Why Medicare Is Right To Negotiate Drug Prices

Retirement

The Biden administration has announced its list of the first 10 drugs that will be subject to price negotiations, a step allowed for the first time when Congress passed last year’s Inflation Reduction Act. The Pharmaceutical Manufacturers’ Association (PhRMA), the main drugmaker lobby, blasted the law. No surprise there. But its reasoning is evidence of how perverse the U.S. health system is.

PhRMA objects to Congress “giving a single government agency the power to arbitrarily set the price of medicines with little accountability, oversight or input from patients and their doctors.”

And as news outlets have reported, the drug industry is mounting a furious campaign to kill the idea before the lower prices begin to kick in in 2026. That includes efforts to lobby Congress to repeal the 2022 law and convince the courts to overturn the law.

Negotiations Are Not Price Controls

But wait a minute. This isn’t like price controls where the government tells a supermarket how much it can charge for a banana. Most economists agree such efforts to cap market prices usually are doomed to fail.

When it comes to drugs, the government agency, the Department of Health and Human Services, isn’t acting as a regulator. It is a consumer — and not just any consumer. It is by far the biggest purchaser of prescription drugs in the world.

Medicare spent more than $200 billion, before rebates, on Part D drugs in 2021, according to the Kaiser Family Foundation. And it paid an additional $40 billion on Part B injectable drugs, such as anti-cancer infusions, which are not included in the price negotiation program.

HHS says the 10 drugs for which Medicare wants to negotiate prices represented about $50.5 billion in gross covered drug costs last year, again not counting rebates.

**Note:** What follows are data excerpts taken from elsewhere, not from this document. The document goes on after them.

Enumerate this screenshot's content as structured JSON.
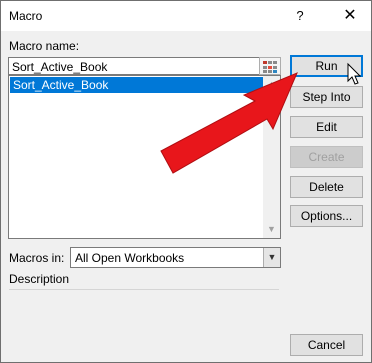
{
  "window": {
    "title": "Macro"
  },
  "titlebar": {
    "help": "?",
    "close": "✕"
  },
  "macro_name": {
    "label": "Macro name:",
    "value": "Sort_Active_Book"
  },
  "macro_list": {
    "items": [
      "Sort_Active_Book"
    ]
  },
  "buttons": {
    "run": "Run",
    "step_into": "Step Into",
    "edit": "Edit",
    "create": "Create",
    "delete": "Delete",
    "options": "Options...",
    "cancel": "Cancel"
  },
  "macros_in": {
    "label": "Macros in:",
    "value": "All Open Workbooks"
  },
  "description": {
    "label": "Description"
  },
  "colors": {
    "accent": "#0078d7",
    "annotation_arrow": "#e8161b"
  }
}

What Buyer Wouldn’t Use Its Market Power?

In any world but the one the U.s. health care system lives in, any buyer that spends $200 billion annually on a product would be negligent if it did not use its market power to negotiate prices. I imagine, for example, that Pfizer
PFE
gets a pretty good deal from makers of the test tubes it purchases in bulk.

Keep in mind that Congress limited price negotiations only to certain drugs with some important characteristics in common. They have been on the market for many years, have no generic competitors, and thus are very expensive. One reason for the lack of competition, as explained by Kristi Martin of Highway 136 Consulting for The Commonwealth Fund: The big drugmakers have found ways to game the patent system to block lower-cost alternatives.

Traditional fee-for-service Medicare sets payment rates for nearly everything else it buys, including the services of physicians, hospitals, nursing homes, physical therapists, and home health care. Really, except drugs and devices.

But for six decades, Congress has prohibited Medicare from negotiating drug prices. Instead, a drugmaker sets a price and the government blindly pays it. In fact, Medicare generally is left with a binary choice: Either pay what the drugmaker demands or don’t pay at all.

Indirect Help For Beneficiaries

That’s one reason why drug prices are so much more expensive in the United States. For example, the median price for the blood thinner Eliquis, one of the drugs on Medicare negotiation list, is $440 in the U.S. but $96 in Germany and $80 in Greece. These are not market prices because, with no competitors, there is no true market for these drugs.

Medicare beneficiaries, meanwhile—the consumers of the drugs—have no ability to negotiate either. True, some may receive discounts at the discretion of the manufacturer. But generally, they must pay out of pocket a share of whatever Medicare pays. The amount depends on a wide range of factors, but most people will pay something, based on the inflated prices the companies are charging Medicare. HHS estimates Medicare beneficiaries pay about $3.4 billion in out-of-pocket costs annually for the 10 drugs subject to negotiation.

Who Really Does Drug Research?

PhRMA and its supporters say high U.S. drug prices are a major incentive to do the difficult work of drug research, which often results in failure. If we are not well compensated for the rare winners, they say, we’ll develop fewer drugs.

I’m not convinced. Much cutting-edge, early-stage research is done by small startups, which bear the financial risk, not by Big Pharma. The large firms often acquire successful drugs (or even buy the companies that make them) and act more as marketers than researchers.

And remember, Medicare is allowed to negotiate prices of drugs that have been on the market for years. The sellers have long since recouped their costs and made substantial profits. Besides, selling drugs is what these companies do, and they’ll keep doing it, even with more modest returns to their investors.

That isn’t to say price negotiations won’t change their business models somewhat. Drug makers may focus research on more specialized, even more costly drugs that are exempt from negotiations.

PhRMA argues the law permitting negotiations is unconstitutional, largely for technical administrative reasons. Relying on the now common practice of judge shopping, the organization brought its case in west Texas, where it is likely to get a sympathetic hearing. And the case is almost certain to land at the U.S. Supreme Court.

Whatever the outcome of the industry’s legal claims, its economic argument against drug price negotiations is weak.